AUTHOR=Driver Colin J. , Nores Victor Alves , Thatcher Heidi , Navarro-Carrillo Maria , Rose Jeremy TITLE=Accuracy and safety of freehand vs. end-on fluoroscopic guided drill-hole placement in canine cadaveric thoracic, lumbar and sacral vertebrae JOURNAL=Frontiers in Veterinary Science VOLUME=11 YEAR=2024 URL=https://www.frontiersin.org/journals/veterinary-science/articles/10.3389/fvets.2024.1419521 DOI=10.3389/fvets.2024.1419521 ISSN=2297-1769 ABSTRACT=Objective

To develop and evaluate the safety and accuracy of an open, end-on fluoroscopic guided (EOFG) drill hole position technique in canine cadaveric spinal surgery, in comparison to a traditional free-hand (FH) drilling technique.

Study design

Cadaveric comparison study.

Animals

Canine cadaveric vertebral columns (n = 4).

Methods

Computed tomography (CT) scans were performed for in-silico planning.
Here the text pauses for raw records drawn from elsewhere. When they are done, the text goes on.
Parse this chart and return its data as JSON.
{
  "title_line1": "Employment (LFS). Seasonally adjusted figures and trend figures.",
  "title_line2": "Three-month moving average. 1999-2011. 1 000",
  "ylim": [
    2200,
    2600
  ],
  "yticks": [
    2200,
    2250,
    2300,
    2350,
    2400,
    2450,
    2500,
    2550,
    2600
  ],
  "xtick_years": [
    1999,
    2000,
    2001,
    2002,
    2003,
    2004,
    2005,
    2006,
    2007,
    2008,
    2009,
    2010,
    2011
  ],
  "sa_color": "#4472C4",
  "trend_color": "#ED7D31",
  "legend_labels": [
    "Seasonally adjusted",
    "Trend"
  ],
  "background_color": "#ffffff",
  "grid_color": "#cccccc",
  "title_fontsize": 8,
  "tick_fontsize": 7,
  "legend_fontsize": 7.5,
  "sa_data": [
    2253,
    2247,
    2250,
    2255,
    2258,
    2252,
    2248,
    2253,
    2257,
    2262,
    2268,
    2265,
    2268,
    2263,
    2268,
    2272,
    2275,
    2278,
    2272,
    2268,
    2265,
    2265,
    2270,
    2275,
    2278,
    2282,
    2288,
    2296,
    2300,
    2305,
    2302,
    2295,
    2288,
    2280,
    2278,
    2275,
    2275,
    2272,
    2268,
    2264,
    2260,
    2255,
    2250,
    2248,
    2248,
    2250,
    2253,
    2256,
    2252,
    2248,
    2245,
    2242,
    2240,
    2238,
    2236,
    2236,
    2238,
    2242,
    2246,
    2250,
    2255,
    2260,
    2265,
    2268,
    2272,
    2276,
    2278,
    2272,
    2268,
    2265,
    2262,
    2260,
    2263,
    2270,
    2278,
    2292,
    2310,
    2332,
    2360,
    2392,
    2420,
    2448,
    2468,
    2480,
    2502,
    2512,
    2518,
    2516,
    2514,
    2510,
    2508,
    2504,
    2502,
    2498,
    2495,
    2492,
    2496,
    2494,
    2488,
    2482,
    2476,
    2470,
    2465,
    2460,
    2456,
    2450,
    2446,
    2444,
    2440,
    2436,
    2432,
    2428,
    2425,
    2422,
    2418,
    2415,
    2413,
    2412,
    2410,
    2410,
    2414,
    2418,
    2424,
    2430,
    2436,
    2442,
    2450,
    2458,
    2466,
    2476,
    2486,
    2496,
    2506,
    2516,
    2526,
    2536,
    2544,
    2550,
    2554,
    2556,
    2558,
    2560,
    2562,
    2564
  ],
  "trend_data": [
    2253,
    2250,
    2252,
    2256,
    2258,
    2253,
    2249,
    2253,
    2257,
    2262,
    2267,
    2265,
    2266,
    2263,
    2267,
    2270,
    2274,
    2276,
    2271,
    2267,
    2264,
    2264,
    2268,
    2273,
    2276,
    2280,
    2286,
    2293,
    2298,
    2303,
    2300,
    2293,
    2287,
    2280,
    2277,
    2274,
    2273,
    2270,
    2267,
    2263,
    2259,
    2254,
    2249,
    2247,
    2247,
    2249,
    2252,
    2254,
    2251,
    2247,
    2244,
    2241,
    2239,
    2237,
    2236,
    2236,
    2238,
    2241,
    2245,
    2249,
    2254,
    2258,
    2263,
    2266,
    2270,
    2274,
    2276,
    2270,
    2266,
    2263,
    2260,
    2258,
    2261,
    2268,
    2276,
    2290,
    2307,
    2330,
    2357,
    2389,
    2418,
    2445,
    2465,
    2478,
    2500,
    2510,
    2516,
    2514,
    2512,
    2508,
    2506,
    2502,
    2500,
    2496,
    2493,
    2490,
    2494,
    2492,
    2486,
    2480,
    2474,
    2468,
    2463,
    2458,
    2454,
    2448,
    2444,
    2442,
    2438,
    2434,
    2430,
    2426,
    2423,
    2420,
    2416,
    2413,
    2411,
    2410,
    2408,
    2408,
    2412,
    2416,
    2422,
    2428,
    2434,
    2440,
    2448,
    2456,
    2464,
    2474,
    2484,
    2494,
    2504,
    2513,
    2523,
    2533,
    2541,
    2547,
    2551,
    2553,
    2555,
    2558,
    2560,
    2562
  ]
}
Ideal implant purchase depth and angulations were determined from previously published data. Plans for end-on fluoroscopic guided drill holes included angled reconstructions in thick slab mode to mimic fluoroscopic images. Following surgical preparation of T8 to S2, holes were drilled by one of two experienced surgeons randomized evenly by operated side, surgeon, and technique. C-arm fluoroscopy was utilized for the end-on technique. CT was repeated after the procedures. Safety was determined categorically using a modified Zdichavsky classification and “optimal” placement was compared between techniques. Continuous data for drill-hole accuracy was calculated as angle and depth deviations from the planned trajectories. Data sets were analyzed at both univariable and multivariable levels with logistic regression analysis.

Results

Drill hole safety was categorized as optimal (modified Zdichavsky classification 1) in 51/60 (85%) of drill holes using EOFG and 33/60 (55%) using FH (P < 0.001) techniques. There were no “unsafe” holes (modified Zdichavsky classification 3a). Optimal drill hole placement was significantly associated with the EOFG technique and use of the largest cadaver, and was significantly less likely within the thoracic region. Mean angle and depth deviations were significantly lower with the EOFG technique. Angle deviations were significantly lower for EOFG in the lumbar region, whereas bone purchase deviations were significantly lower for EOFG in both the thoracic and lumbar regions. The mean time taken to drill the hole was significantly longer for the EOFG technique.

Conclusion

Optimal drill hole placement was significantly more likely with the EOFG technique and improved the accuracy of bone purchase in the thoracic region.

Clinical significance

The EOFG technique shows promise for translation into a clinically setting, potentially improving implant purchase and therefore stabilizing construct strength, whilst potentially reducing the likelihood of neurovascular injury and need for surgical revision.